Il Velo di Maya

‘IL VELO DI MAYA’ – SIGNIFICATO DEL MITO DELLA CAVERNA

Una caverna buia e umida, uomini immobilizzati dalle catene. Solo una luce fioca arriva dentro la fredda spelonca, una luce data dal fuoco che si trova alle spalle dei prigionieri. Dietro gli uomini incatenati c’è un muro, oltre il quale si muovono, senza essere viste, delle persone che portano, tenendoli alti, degli oggetti. Grazie al fuoco, le immagini degli oggetti si riflettono sulla parete di fronte ai prigionieri.

Siamo all’inizio del libro VII de La Repubblica di Platone, ci troviamo di fronte a quello che comunemente viene ricordato come mito della caverna. I prigionieri vivono lì dentro da sempre e l’unico mondo che conoscono è quello che si riflette sulla parete che hanno di fronte. Platone immagina che uno dei prigionieri riesca a liberarsi dalle catene e ad uscire nel mondo reale. Senza dubbio l’uomo liberato, una volta in piedi, vedrebbe che le immagini sulla parete non erano altro che proiezioni di simulacri e, fuori dalla caverna, farebbe fatica ad abituarsi alla luce del sole. Lentamente guarderebbe prima le cose riflesse nell’acqua, poi di notte i corpi celesti e solo alla fine, dopo un duro esercizio, riuscirebbe a contemplare direttamente il sole e tutto ciò che illumina e a cui dà vita.

E se l’uomo liberato scendesse di nuovo nella caverna? Senz’altro i suoi occhi farebbero difficoltà a riadattarsi all’oscurità e non riuscirebbe più a distinguere le ombre. I suoi compagni di prigionia lo deriderebbero e non accetterebbero di essere liberati da lui. Gli schiavi finirebbero col mettere a morte il loro ex compagno che tenta di educarli, che cerca di guidarli verso la realtà che loro hanno sempre ignorato e che continuano a non voler vedere.

Il tragico epilogo tracciato da Platone richiama chiaramente la fine di Socrate e la simbologia filosofica del mito è davvero ricca. Senza la pretesa di esaudirla completamente proviamo a delinearne le caratteristiche più evidenti e interessanti.

La vita dei prigionieri all’interno della caverna rappresenta la vita dell’uomo nel mondo sensibile. Il mondo reale, illuminato dal sole, è invece metafora del mondo delle idee, illuminato dal bene. A questo livello successivo l’uomo può accedere solo dopo un lungo processo educativo e non semplicemente prendendo atto di certe nozioni, o vedendo gli oggetti che qualcun altro gli mostra. È un passaggio che prevede la conversione di tutta l’anima mediante un cammino che può anche durare una vita intera (Trabattoni 2004).

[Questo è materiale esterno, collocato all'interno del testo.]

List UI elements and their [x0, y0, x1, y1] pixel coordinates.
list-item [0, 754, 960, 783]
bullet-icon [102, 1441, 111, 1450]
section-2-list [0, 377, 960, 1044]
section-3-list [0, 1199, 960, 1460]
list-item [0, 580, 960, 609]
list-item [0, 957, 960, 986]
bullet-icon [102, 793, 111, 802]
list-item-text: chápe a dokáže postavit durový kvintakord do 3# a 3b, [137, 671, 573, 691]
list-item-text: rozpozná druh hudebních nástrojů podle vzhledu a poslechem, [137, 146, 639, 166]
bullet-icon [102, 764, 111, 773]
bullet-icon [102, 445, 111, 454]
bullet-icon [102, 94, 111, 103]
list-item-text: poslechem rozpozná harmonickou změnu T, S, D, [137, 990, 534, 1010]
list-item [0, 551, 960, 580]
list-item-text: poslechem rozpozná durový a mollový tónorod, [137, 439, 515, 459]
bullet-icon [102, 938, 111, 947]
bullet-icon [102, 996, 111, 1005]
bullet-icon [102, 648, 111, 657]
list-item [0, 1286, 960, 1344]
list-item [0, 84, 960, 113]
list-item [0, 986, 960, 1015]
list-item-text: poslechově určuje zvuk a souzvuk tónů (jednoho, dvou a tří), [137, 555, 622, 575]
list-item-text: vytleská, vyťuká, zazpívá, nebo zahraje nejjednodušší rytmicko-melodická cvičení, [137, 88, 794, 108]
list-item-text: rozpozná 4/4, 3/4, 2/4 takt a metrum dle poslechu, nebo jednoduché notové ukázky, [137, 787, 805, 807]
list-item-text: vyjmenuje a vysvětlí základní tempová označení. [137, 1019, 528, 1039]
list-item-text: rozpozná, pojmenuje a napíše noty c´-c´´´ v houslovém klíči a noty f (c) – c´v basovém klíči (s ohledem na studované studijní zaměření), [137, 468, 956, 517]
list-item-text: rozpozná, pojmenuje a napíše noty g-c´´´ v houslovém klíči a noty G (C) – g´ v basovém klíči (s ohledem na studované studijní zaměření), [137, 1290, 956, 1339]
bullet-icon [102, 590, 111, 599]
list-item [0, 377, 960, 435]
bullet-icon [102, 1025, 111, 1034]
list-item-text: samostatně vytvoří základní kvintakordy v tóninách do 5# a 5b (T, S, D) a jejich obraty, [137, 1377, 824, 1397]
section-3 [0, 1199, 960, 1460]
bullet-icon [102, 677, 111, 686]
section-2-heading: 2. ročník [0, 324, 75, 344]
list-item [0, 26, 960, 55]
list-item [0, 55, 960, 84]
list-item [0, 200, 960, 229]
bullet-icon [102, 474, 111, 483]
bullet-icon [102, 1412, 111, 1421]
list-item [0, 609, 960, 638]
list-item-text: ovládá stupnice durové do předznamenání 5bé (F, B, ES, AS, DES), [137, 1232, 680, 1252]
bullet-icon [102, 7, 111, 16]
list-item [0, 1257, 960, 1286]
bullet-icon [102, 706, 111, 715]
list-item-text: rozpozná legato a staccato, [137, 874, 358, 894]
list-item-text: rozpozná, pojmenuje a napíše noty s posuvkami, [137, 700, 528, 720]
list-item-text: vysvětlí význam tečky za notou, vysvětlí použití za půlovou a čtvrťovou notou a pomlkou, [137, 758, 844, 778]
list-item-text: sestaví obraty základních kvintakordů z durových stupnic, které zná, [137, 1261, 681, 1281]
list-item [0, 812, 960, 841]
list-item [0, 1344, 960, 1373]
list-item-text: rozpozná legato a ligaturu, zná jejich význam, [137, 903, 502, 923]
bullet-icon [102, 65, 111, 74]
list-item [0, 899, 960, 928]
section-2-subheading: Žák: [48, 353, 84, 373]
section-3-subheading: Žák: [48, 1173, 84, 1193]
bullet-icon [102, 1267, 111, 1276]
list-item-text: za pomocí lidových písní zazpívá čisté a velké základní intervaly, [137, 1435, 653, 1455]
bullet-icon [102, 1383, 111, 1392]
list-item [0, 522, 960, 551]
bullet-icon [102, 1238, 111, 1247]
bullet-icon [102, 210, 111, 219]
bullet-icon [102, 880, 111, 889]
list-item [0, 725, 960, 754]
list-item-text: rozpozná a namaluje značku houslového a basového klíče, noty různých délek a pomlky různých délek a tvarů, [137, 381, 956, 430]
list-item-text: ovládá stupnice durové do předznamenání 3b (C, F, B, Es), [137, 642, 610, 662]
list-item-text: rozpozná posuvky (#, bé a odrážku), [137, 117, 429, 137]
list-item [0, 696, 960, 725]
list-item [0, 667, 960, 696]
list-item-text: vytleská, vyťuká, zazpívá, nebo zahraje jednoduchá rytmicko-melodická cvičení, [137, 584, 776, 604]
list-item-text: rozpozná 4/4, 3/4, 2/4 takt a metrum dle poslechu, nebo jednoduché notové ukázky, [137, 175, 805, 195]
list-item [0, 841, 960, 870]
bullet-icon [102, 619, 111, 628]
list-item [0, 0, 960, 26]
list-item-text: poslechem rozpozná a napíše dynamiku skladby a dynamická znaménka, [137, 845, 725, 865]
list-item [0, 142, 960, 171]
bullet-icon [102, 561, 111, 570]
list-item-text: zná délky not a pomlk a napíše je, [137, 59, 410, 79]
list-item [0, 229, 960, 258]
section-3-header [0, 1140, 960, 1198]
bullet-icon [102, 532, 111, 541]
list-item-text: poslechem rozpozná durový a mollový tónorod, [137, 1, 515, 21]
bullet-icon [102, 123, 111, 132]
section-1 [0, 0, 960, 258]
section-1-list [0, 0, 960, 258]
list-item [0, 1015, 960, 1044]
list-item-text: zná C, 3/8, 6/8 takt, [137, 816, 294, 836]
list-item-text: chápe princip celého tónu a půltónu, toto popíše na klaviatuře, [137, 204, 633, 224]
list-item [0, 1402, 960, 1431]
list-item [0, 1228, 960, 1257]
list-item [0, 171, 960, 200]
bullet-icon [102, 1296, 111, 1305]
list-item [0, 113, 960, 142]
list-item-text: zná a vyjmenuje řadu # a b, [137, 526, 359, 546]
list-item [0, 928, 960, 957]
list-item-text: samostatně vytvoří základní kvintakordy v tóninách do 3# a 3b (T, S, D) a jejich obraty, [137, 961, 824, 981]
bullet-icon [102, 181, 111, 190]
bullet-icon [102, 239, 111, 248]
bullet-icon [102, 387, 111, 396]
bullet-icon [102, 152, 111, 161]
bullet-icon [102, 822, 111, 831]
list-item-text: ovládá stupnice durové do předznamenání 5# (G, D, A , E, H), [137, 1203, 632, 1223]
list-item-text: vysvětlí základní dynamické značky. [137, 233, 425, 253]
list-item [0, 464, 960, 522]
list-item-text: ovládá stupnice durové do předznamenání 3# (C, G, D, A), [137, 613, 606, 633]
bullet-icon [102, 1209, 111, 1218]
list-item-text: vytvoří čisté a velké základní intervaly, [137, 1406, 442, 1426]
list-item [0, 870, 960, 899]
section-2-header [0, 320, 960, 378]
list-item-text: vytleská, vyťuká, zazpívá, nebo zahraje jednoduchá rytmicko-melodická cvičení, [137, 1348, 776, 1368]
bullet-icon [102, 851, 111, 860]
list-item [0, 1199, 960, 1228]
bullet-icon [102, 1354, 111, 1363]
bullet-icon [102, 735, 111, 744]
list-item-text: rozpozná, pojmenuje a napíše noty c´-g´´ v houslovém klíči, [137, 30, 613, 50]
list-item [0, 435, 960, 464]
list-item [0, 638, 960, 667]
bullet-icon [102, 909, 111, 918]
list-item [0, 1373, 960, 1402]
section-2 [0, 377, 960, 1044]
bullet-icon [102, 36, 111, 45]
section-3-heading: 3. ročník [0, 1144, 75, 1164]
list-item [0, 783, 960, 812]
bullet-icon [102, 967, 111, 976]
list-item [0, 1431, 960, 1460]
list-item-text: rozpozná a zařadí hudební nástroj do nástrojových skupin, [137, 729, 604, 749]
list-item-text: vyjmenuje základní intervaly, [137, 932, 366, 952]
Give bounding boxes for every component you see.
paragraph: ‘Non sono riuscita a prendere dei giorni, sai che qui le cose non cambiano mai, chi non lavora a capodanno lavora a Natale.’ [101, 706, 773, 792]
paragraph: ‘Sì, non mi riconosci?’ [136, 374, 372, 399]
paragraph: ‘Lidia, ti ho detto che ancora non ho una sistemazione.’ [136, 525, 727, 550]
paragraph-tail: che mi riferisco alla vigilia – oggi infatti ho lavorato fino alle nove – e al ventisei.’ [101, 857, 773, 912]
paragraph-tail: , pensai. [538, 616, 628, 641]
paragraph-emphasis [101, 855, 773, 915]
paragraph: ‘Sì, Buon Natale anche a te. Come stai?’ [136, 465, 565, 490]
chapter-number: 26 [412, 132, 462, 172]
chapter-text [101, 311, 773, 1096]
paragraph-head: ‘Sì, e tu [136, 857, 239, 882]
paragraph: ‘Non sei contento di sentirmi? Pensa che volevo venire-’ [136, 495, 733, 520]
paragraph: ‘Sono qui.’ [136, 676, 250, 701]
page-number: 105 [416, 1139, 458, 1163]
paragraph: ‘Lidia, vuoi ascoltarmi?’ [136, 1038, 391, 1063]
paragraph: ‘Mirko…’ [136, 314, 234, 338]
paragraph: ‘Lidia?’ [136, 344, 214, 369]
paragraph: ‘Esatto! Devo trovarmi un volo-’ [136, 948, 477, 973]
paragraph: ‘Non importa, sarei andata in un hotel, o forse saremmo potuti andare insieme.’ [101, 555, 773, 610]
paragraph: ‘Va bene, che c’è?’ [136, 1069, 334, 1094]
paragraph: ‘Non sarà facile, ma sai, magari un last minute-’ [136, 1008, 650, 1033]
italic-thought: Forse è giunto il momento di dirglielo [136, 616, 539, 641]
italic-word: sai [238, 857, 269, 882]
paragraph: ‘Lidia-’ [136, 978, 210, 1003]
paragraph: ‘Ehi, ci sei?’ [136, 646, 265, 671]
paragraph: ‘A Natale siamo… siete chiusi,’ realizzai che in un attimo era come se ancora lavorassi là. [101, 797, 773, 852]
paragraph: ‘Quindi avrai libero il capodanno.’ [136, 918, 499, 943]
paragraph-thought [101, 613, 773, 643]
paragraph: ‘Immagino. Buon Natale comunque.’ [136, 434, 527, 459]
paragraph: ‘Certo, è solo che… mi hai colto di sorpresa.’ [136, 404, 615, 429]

È questo il cammino del filosofo, il quale non è più incatenato al mondo dell’opinione, ma riesce a risalire la strada della verità. La filosofia ha, secondo Platone, una forte finalità politica. L’obiettivo primo del filosofo, infatti, non è tanto quello di scoprire e contemplare il mondo intelligibile quanto quello di ridiscendere nella caverna, liberare la comunità di prigionieri e diventare loro guida. I filosofi, per quanto sconcertanti e incompresi dai loro concittadini, non possono venir meno al loro compito e disobbedire al vincolo di giustizia che li lega con il resto della comunità. I prigionieri, però, saranno disposti a scrollarsi del peso della loro sottomissione? E noi, siamo disposti a rompere le nostre catene e a liberarci dell’oscurità delle caverne in cui ogni giorno rischiamo, a volte inconsapevolmente, di essere imprigionati?